Kingston Smith

Business Doctor: Unpaid debts can be set against tax

WN writes: I am approaching my company year end and undertaking a review of all the money that is owed to my company. Some customers’ debts are quite old and others are unlikely to be collected. Can I just write these off and will I get a tax deduction?

A customer’s debt will be considered to turn “bad” if you have no reasonable chance of collecting it, writes Jon Dawson, partner at Kingston Smith LLP. This will be where your customer cannot pay — for instance, if it goes into liquidation — or you made all reasonable efforts to collect the money but it was not forthcoming. Where a customer’s bad debt is old and you haven’t done anything to chase it up, you should at least contact the customer and request payment.
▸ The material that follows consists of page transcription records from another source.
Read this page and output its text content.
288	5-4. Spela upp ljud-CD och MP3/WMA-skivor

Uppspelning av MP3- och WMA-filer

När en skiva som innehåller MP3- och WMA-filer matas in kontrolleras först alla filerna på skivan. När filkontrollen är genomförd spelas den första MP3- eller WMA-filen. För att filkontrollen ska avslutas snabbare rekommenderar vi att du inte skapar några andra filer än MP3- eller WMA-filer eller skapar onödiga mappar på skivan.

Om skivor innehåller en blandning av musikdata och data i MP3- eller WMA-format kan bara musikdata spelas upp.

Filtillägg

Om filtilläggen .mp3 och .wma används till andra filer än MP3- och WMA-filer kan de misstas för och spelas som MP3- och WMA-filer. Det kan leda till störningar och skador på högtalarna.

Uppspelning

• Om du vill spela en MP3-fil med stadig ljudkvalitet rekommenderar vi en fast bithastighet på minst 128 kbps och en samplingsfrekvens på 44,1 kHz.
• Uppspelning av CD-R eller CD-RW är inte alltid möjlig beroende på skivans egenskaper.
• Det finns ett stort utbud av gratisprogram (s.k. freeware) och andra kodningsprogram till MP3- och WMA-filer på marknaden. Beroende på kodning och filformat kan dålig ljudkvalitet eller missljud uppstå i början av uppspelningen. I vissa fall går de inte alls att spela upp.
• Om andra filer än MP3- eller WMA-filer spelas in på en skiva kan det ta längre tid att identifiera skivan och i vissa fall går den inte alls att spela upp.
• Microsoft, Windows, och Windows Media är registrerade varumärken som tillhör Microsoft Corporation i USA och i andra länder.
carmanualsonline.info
The tax treatment is straightforward. Once you believe you will not be paid in full, you can make a provision or write-off in your accounts. This will create a cost to offset against profits. For specific debts, the cost is tax deductible. If, however, you decide to make a general bad-debt provision — a percentage of debts outstanding — this would not be tax-deductible.

If you provide against specific debts, you can also claim back any VAT you have already paid. The debt in this case needs to be at least six months old and the reclaim goes through your next VAT return.

It is down to you to determine the point at which a provision is needed. In the case of a liquidation, it is obvious and you should write down the amount to the payout expected.

In the case of a normal debt, the amounts involved will determine how much time and money you will spend chasing it. For smaller amounts, it would not be feasible to instruct a debt collector or solicitor so you may just chase this yourself.